Q&A: Induction
Induction
Question
I didn’t understand, briefly, Hume’s problem of induction. Fine, there’s no necessity that just because the sun rose today it will also shine tomorrow, but it’s very, very probable, close to 100%. And as you always say, probability too (and not only necessity) is excellent. So what’s the problem?
Answer
Your answer has two parts:
1. Someone looking for certainty is not satisfied with probability.
2. But there is also a challenge to the degree of probability here. Where does this “probable” come from? Isn’t it just your habit? Applying habits to reality is a recipe for mistakes. Who told you your habits are reliable?
Discussion on Answer
You can say anything about anything. Saying it solves nothing.
Induction is a form of thinking you have, not an observation about the world. That way of thinking is a product of how you are built. So it doesn’t matter that we call it logic. The question is: what connection is there between your logic and the way the world behaves? We’re also afraid at night for no reason, and afraid of heights for no reason too (even when there are safe railings). What is ingrained in us in no way testifies to the nature of the world. Hume raised his questions long before the discovery of evolution, although that doesn’t solve the problem either.
This is not a problem of induction but a problem of projection.
And the solution to the problem is simple; all you need to do is internalize the following sentence:
Just because you think and believe that something will happen doesn’t mean it will happen.
After you internalize that, there won’t be any problem.
Rabbi, there’s something I didn’t understand.
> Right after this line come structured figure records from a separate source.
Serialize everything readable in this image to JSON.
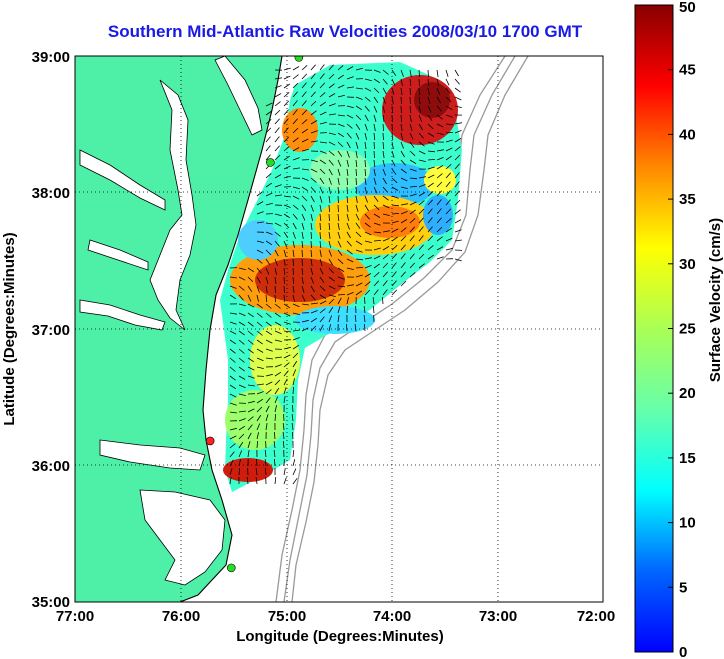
{
  "title": "Southern Mid-Atlantic Raw Velocities 2008/03/10 1700 GMT",
  "chart_data": {
    "type": "map",
    "x_ticks": [
      "77:00",
      "76:00",
      "75:00",
      "74:00",
      "73:00",
      "72:00"
    ],
    "y_ticks": [
      "39:00",
      "38:00",
      "37:00",
      "36:00",
      "35:00"
    ],
    "xlabel": "Longitude (Degrees:Minutes)",
    "ylabel": "Latitude (Degrees:Minutes)",
    "xlim": [
      -77,
      -72
    ],
    "ylim": [
      35,
      39
    ],
    "grid": true,
    "colorbar": {
      "label": "Surface Velocity (cm/s)",
      "ticks": [
        "0",
        "5",
        "10",
        "15",
        "20",
        "25",
        "30",
        "35",
        "40",
        "45",
        "50"
      ],
      "range": [
        0,
        50
      ],
      "colormap": "jet"
    },
    "land_color": "#4ef0a8",
    "coast_color": "#000000",
    "bathymetry_color": "#999999",
    "stations": [
      {
        "lon": -74.88,
        "lat": 38.99,
        "color": "#22dd22"
      },
      {
        "lon": -75.15,
        "lat": 38.22,
        "color": "#22dd22"
      },
      {
        "lon": -75.72,
        "lat": 36.18,
        "color": "#ff2222"
      },
      {
        "lon": -75.52,
        "lat": 35.25,
        "color": "#22dd22"
      }
    ]
  }
}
By definition, induction is not a valid argument but a strong one. And the problem of induction says, “Wait a second, I have a problem: you can’t rely on induction because it isn’t valid.” But right—that’s its definition. So what’s the problem?
And besides, just incidentally: is a presumption in Talmudic terminology (not in the sense of acquisition, but in the sense that what was true once remains true, such as “better to dwell as two”) basically exactly induction or not?
The problem is not that it isn’t valid, but that it lacks a basis (it isn’t logical). Beyond that, even if you define induction as something invalid, that doesn’t make it something one can rely on. You can give any illogical argument a name. So now we can accept it?
The Talmud is not exempt from the difficulties involved in general logical and philosophical arguments.
I asked: the fact that intuition operated and worked in the past (“empirical confirmation from the history of science”) is no guarantee that it will operate in the future!
And you told me: “The claim is that the past proves intuition is reliable. The successes show that this faculty we have is not just arbitrary, and the success is not accidental. The claim that something in us has changed since then is not plausible.”
(Let’s continue here because again I don’t need to reject images.)
Several times in the book Truth and Unstable, and in Two Carts, following Hume, you brought up that the fact that the sun has always risen does not constitute a reason that it will also rise tomorrow (= the problem of induction, what was is not necessarily what will be). What’s the difference between that and what you said now?
In other words, what you wrote to justify intuition—“the claim that the past proves intuition is reliable (and therefore one can rely on it)”—is itself based on intuition.
That is exactly what Hume asks, and my answer is that intuitively it is clear to us that it is true, and intuition is a kind of cognition. Now we ask what the justification is—how did this come about? Because of the Holy One, blessed be He.
As for intuition, obviously you can’t answer the question of where we know that intuition is reliable except by means of intuition. We have no other tool. You can talk about second-order intuition and continue to an infinite regress, but I prefer the formulation that it validates itself. It is self-evident.
The fact is that these arguments were not enough for Hume, because he did not accept God as the source of that reliability.
Is the problem of induction based on the fallacy of affirming the consequent (inferring the antecedent of a conditional statement from its consequent), or is it a different problem in the path toward validating a scientific theory?
Definitely. The cases can be derived from the theory by logical deduction (that is Carl Hempel’s deductive-nomological schema), but the theory cannot be derived from the cases.
But like any logical fallacy, that only means the argument is not logically necessary, not that it is false, and not even that it is improbable.
Therefore Popper held that a theory cannot be proven, only refuted. If one case does not fit, then the theory is nullified. That is denying the consequent (modus tollens), which is indeed a valid argument.
If I understood correctly, then the problem of induction includes, among other things:
The fact that it isn’t logical to rely on a set of cases I’ve seen, because maybe I haven’t seen everything;
And that even if a set of cases were logical, it still wouldn’t mean anything at all because of the fallacy of affirming the consequent.
Right?
Right. But not that it doesn’t mean anything at all, only that it does not necessarily imply the conclusion.
Are you familiar with Uri Belkind from Tel Aviv University? Do you know about his solution to the problem of induction, which he called Newtonian transduction?
Not familiar.
I didn’t understand point 2. This “probable” comes from my intellect. It makes sense to say that if the sun rose yesterday, it will rise today; it has nothing to do with habit. In short,
“Isn’t it just your habit?” Answer: no, it’s my logic. So there’s no problem.